T + 1 payment cycle to protect investors’ interests: Director of SEBI
Head of Securities and Exchanges of India (SEBI) Ajay Tyagi said the decision to execute the trade plus one payment cycle (T+1) in a phased manner starting from February 2022 will go goes a long way in protecting the interests of investors.
In addition, the market regulator has taken some regulatory measures in the past to protect investors, he said at a function at the India International Trade Fair.
These measures include the introduction of a prepaid escrow framework, risk measurement, e-KYC, and protection of customer collateral through a pledge-return mechanism, Mr.

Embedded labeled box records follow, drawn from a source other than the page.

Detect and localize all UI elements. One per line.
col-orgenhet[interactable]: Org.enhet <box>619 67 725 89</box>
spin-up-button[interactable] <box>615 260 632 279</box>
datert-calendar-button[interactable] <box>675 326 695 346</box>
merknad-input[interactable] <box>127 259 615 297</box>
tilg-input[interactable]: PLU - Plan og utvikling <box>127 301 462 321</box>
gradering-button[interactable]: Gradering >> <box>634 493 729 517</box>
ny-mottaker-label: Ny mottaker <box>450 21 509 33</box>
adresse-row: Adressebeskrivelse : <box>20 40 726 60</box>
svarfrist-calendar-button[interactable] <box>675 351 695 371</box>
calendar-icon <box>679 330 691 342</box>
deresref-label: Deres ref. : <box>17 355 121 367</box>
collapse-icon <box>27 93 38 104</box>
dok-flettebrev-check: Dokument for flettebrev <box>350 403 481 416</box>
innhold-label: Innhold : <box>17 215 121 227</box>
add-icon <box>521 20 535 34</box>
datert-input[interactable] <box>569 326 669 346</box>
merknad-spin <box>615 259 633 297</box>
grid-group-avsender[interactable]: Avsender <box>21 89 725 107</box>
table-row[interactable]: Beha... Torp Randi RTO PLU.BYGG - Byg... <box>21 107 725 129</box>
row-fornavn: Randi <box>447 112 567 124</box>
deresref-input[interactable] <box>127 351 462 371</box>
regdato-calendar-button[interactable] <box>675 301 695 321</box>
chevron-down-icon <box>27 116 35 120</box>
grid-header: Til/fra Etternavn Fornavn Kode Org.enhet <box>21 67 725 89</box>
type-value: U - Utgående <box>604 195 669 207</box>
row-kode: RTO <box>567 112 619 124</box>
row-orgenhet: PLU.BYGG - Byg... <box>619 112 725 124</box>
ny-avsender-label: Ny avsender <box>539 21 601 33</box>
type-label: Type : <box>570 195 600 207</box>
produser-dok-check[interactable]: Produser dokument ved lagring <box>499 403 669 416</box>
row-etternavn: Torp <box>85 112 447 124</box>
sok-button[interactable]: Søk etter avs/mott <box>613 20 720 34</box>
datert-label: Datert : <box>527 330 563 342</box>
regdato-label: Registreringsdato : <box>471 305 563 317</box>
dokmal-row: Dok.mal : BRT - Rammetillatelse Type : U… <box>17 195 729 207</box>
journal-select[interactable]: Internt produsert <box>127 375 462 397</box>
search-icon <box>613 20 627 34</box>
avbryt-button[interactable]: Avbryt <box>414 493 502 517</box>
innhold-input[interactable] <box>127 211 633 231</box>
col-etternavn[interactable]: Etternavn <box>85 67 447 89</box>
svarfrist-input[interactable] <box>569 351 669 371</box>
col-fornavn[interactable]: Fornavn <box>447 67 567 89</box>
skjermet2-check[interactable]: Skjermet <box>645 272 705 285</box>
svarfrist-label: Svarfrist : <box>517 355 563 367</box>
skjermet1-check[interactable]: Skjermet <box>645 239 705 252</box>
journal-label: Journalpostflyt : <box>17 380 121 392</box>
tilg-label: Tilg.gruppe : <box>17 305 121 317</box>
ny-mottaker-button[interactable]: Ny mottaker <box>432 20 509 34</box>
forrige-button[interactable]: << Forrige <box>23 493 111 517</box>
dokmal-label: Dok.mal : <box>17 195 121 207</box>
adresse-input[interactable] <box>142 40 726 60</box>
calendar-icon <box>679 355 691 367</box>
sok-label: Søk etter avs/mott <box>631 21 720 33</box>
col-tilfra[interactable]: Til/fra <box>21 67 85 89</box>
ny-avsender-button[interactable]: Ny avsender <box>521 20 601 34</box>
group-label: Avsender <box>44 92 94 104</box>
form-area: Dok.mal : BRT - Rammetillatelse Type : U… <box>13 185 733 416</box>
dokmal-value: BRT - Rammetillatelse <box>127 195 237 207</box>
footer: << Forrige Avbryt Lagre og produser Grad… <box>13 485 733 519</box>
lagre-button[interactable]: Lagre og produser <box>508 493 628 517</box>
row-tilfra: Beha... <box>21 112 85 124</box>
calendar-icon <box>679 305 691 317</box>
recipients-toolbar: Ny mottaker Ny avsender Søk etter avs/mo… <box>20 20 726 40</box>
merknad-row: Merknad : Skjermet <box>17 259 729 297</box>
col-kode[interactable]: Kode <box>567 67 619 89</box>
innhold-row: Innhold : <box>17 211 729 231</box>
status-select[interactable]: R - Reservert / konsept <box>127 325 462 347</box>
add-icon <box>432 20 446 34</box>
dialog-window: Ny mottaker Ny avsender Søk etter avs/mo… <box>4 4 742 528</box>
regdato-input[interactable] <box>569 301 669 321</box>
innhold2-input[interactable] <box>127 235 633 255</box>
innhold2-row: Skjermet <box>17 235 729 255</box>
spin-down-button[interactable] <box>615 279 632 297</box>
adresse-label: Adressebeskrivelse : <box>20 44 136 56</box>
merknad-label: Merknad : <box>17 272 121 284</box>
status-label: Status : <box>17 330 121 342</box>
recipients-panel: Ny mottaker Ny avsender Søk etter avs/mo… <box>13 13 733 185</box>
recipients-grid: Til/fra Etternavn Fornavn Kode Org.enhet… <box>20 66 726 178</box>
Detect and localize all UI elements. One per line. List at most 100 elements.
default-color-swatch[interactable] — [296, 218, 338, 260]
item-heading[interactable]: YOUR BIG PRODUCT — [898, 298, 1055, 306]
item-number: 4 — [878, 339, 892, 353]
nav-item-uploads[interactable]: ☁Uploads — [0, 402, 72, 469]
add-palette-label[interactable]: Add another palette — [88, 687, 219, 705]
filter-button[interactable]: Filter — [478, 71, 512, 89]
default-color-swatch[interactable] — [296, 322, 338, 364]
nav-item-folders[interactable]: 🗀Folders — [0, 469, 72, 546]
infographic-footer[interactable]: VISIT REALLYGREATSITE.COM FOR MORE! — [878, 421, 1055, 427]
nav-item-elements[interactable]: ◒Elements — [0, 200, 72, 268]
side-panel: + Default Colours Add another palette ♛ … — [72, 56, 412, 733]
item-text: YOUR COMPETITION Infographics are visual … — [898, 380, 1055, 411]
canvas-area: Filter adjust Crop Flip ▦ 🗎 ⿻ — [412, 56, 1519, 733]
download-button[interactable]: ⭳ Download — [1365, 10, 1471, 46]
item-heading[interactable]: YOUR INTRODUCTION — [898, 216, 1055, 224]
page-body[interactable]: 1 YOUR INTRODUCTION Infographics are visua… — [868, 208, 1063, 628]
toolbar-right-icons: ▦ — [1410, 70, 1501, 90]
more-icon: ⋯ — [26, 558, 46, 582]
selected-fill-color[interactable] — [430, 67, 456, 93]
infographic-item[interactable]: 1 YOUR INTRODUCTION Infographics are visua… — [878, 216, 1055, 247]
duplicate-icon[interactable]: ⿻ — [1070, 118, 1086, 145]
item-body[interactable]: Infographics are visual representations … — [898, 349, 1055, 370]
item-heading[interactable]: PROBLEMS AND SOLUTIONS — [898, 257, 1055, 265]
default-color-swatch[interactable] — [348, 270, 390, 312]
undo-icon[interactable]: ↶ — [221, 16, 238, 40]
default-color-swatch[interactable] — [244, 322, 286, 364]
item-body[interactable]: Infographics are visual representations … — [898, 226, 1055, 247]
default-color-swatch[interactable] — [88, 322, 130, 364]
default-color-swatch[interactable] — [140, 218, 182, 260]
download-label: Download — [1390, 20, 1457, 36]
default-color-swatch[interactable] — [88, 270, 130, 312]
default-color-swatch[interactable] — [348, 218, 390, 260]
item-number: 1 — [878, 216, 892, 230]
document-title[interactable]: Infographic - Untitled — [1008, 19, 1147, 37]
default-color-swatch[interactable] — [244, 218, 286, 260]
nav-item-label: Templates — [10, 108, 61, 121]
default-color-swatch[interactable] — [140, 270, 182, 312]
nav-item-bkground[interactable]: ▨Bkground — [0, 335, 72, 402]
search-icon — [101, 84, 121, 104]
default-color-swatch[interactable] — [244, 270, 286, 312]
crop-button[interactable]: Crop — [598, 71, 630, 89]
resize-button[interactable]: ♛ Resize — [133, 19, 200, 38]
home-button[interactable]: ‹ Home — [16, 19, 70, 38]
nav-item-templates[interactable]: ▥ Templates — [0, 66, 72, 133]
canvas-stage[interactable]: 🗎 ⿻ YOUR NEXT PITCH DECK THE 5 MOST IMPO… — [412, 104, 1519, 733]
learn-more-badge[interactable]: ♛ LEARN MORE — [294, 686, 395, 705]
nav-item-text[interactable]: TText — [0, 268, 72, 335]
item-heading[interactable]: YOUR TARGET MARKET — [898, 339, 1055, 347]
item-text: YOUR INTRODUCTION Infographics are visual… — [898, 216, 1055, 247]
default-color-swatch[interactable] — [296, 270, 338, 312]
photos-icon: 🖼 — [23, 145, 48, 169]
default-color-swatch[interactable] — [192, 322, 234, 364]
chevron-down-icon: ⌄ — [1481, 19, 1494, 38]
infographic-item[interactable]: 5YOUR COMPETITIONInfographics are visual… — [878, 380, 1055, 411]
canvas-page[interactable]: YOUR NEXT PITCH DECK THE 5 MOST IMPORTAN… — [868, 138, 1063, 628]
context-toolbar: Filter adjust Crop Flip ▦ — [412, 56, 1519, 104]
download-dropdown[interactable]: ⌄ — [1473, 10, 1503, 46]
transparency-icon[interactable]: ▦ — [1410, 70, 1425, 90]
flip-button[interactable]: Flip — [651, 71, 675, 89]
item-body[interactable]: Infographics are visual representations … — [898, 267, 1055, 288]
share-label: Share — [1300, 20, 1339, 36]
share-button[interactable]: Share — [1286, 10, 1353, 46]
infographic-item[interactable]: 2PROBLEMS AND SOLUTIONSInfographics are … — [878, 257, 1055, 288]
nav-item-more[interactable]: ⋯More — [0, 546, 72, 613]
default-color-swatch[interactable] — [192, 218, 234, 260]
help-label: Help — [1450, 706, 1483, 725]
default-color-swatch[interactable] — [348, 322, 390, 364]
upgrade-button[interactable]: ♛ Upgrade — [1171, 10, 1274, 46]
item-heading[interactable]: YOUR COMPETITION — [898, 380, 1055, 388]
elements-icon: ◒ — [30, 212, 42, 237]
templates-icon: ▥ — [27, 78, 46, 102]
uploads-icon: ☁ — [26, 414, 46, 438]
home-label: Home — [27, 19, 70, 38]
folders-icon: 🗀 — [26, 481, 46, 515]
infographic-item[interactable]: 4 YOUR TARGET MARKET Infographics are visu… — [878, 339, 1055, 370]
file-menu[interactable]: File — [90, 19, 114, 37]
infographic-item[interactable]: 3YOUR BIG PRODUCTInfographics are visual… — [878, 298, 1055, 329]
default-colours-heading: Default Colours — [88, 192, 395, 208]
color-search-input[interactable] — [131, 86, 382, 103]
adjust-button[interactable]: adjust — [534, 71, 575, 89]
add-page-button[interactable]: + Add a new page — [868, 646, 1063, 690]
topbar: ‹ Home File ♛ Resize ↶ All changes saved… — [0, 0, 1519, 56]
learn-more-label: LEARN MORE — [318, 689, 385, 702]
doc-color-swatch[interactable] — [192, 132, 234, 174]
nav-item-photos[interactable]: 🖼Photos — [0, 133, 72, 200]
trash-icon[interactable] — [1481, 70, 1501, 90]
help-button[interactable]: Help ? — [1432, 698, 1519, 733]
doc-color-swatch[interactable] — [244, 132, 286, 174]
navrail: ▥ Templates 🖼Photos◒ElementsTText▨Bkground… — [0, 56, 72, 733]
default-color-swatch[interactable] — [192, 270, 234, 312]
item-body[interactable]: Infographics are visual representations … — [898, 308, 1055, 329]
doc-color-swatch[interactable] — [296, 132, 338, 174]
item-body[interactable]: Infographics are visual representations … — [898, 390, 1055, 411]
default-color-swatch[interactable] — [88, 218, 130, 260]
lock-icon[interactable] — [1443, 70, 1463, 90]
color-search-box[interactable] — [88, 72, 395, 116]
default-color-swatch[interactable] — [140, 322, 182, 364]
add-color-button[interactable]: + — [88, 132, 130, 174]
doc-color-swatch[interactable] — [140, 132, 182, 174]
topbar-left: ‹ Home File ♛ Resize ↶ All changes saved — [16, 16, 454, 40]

Tyagi added.
“The decision to make T+1 (trading plus one) payments in phases starting from February 2022 will be a big step forward in protecting the interests of investors,” he said.
T+1 means that payments related to market trade will need to be completed within one day of the actual transactions taking place. Currently, transactions on Indian stock exchanges will be settled in two business days after the transaction is made (T+2).
The stock exchanges – NSE and BSE – announced earlier this month that they would be implementing a phased T+1 settlement cycle starting February 25, with the bottom 100 shares in price. market value.
Thereafter, 500 shares will be added based on the same market value criteria from the last Friday of March and so on each subsequent month.
The announcement comes after SEBI in September allowed stock exchanges to introduce a T+1 settlement cycle from January 1, 2022 for any securities available in the equity segment. own.